Is This a Map of Insomnia or Trump Anxiety?
There's a new global insomnia map to
waste your time looking at make you feel less alone while you're not sleeping. The map uses Twitter data from the last 24 hours to track people around the globe who are staying up all night, phones in hand. It searches for tweets with phrases like "can't sleep," in 17 of the world's most-spoken languages, then plots them geographically, each dot representing a cluster of sleepless tweeters in one region.
"The idea was created (because there wasn't) anything online that showed how many people are struggling to sleep," says a spokesperson for Hillarys, the UK-based blinds company that commissioned the map. Because Twitter us is suppressed in China and Russia, data for those countries is lower than it might be, he adds.
According to the data, the US is the most sleepless country—or at least the most sleepless country on Twitter—and the midwest is the best place to sleep within the US, or at least to neglect to share your insomnia on social media. The east and west coasts, especially near cities like Los Angeles, San Francisco, New York and Washington, D.C. and Miami, appear most lit up with tweeting insomniacs. Then again, that's also likely influenced by the fact that 60 percent of Americans in rural areas use social media, compared with 71 percent in suburban areas and 69 percent in urban areas, according to the Pew Research Center's data.
So the map may say more about Twitter users than it does about the general population. But Alon Avidan, professor of neurology at the University of California at Los Angeles Medical Center, says he wasn't surprised that people in the United States were staying up all night. He's seen insomnia increase significantly since that fateful night when Donald Trump won the electoral vote.
"I've seen a lot more patients than normal since the election," he says. "Whenever there are big political events and uncertainties in the country, people get excited, angry, happy, sad, and all of those emotions can keep them awake. It happened after 9/11 and other major political and global events, too."
Avidan isn't the first one to notice this trend. Journalist Lisa Belkin spoke to a host of blue-state residents about their Trump-induced insomnia for a Yahoo story last week. A new New York fashion designer, a software trainer who's battling cancer and worried about health insurance, a Boston education advocate—all of them told her they'd lost sleep after the election.
The insomnia map does show some correlation with whether a state voted for Trump or Hillary.

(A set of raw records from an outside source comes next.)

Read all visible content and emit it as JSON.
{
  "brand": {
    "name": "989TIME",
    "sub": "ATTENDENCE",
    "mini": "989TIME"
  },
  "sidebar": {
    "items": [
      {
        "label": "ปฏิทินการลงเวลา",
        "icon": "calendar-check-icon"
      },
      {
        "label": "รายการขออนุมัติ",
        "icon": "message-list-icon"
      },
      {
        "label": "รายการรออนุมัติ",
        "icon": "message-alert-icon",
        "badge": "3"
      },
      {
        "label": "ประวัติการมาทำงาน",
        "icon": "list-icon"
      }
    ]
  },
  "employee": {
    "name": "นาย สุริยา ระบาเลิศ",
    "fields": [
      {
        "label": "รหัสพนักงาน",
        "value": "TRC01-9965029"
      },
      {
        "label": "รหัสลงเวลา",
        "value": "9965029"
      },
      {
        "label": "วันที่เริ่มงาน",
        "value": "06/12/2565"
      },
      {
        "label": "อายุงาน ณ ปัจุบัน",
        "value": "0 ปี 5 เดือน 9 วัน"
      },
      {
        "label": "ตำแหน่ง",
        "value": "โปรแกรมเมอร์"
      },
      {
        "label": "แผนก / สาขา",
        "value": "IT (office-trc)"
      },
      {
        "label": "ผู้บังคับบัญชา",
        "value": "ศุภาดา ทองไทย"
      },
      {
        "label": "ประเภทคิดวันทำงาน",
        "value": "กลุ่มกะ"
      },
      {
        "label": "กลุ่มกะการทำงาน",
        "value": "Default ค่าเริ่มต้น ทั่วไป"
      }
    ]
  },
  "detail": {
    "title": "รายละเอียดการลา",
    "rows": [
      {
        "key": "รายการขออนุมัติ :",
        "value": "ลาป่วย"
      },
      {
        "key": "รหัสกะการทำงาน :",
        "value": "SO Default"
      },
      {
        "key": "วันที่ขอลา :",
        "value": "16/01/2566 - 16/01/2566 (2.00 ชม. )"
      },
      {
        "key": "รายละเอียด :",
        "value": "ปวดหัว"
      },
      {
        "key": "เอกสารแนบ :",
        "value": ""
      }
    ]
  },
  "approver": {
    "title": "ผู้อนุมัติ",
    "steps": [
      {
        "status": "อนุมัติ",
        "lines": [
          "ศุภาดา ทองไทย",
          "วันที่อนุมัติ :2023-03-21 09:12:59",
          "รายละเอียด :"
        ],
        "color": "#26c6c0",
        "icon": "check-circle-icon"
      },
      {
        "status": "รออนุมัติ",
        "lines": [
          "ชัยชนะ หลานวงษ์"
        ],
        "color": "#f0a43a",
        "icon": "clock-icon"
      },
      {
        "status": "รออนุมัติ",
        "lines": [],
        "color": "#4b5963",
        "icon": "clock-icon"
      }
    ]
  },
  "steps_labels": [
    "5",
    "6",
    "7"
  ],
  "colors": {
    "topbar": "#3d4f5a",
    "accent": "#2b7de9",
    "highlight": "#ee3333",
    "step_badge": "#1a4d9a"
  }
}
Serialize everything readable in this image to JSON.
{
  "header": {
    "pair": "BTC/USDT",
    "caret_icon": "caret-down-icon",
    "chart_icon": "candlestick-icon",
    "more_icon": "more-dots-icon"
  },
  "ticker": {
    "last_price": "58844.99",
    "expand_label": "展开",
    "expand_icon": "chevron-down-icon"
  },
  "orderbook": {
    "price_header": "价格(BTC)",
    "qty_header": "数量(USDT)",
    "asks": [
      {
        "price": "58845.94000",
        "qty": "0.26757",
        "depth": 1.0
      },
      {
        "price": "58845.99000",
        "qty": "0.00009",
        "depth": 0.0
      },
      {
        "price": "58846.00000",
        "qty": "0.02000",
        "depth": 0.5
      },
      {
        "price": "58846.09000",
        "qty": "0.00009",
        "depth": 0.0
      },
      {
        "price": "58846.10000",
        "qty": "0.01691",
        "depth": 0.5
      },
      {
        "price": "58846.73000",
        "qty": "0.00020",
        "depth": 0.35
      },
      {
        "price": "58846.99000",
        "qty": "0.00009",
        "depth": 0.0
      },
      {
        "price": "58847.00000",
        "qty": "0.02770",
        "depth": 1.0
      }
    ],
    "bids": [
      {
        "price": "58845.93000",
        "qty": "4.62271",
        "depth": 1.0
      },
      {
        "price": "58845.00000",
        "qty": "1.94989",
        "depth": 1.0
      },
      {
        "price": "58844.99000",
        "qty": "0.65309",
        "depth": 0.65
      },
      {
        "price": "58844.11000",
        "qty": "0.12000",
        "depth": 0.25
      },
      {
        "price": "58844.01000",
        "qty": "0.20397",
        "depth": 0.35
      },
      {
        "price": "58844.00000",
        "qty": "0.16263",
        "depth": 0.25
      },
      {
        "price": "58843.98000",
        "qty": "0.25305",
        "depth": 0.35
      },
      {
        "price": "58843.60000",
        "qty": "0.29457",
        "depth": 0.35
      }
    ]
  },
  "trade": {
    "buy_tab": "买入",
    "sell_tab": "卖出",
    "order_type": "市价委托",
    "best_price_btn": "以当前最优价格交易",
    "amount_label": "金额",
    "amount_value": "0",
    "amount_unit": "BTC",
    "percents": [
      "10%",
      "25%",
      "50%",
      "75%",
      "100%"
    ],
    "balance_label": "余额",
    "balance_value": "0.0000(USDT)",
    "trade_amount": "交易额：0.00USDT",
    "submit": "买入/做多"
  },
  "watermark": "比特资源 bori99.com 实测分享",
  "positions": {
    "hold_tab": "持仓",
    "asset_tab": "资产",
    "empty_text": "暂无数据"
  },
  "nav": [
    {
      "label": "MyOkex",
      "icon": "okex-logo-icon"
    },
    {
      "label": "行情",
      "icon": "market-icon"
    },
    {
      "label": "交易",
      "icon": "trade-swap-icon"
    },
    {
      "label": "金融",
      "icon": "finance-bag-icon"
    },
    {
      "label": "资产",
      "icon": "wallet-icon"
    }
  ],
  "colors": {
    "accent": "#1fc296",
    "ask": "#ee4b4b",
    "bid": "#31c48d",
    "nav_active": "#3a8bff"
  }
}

In North Dakota, for instance, no one Tweeted about insomnia in the 24 hours before press time. The same went for South Dakota, Nebraska, and Wisconsin, which all went to Trump in the election, and had no more than two glowing dots each in the past 24 hours.
The data on the insomnia map looks somewhat different from a 2004 study sponsored by Ambien, which used CDC data to identify the best and worst places to get sleep. Detroit, with its high rates of stress-inducing poverty, crime and divorce, ranked it as the worst place to sleep; this was also reflected on the current map. Cleveland and Nashville followed close behind in the 2004 study, but seem to be doing better now, at least based on the absence of glowing dots.
Post-election anxiety aside, Avidan said he also wasn't surprised that the Twitter map showed more people losing sleep in major cities. Cities in general are not just hotbeds of Trump anxiety; they're bad for sleep, too: Environmental triggers like light pollution and noises from sirens, airports or other people are all things that encourage the body to wake up and stay alert.
One recent study found that insomniacs who went camping had an easier time falling asleep when the sun went down because there weren't artificial lights keeping them awake. But it wasn't just the absence of city lights—they were out in the wilderness without electronics, Avidan points out. Computers, TVs, smartphones and the like produce so-called blue light, which delays the body's production and release of the sleep hormone melatonin. Plus, Avidan says, when people get on social media late at night, it's likely to stimulate them in ways that make sleep even more unattainable. "I tell people to read before bed, but it doesn't work if you read something that's stimulating or upsetting," he says. "Sometimes I find out that people are reading The Da Vinci Code or staying up until 4 AM reading a spy novel; what people really need before bed is something relatively boring. I like Smithsonian Magazine or National Geographic."
Not surprisingly, some data suggests people in cities that get more sleep on average are also happier. "Our researchers initially thought ... that an individual's financial security or the quality of an individual's relationships would have an overriding impact on one's happiness," researcher Bert Sperling wrote in a statement about the 2004 Ambien/CDC study. "However, the conclusion appears clear: Getting consistent restful sleep is strongly correlated to being happy and productive, and feeling healthy both mentally and emotionally."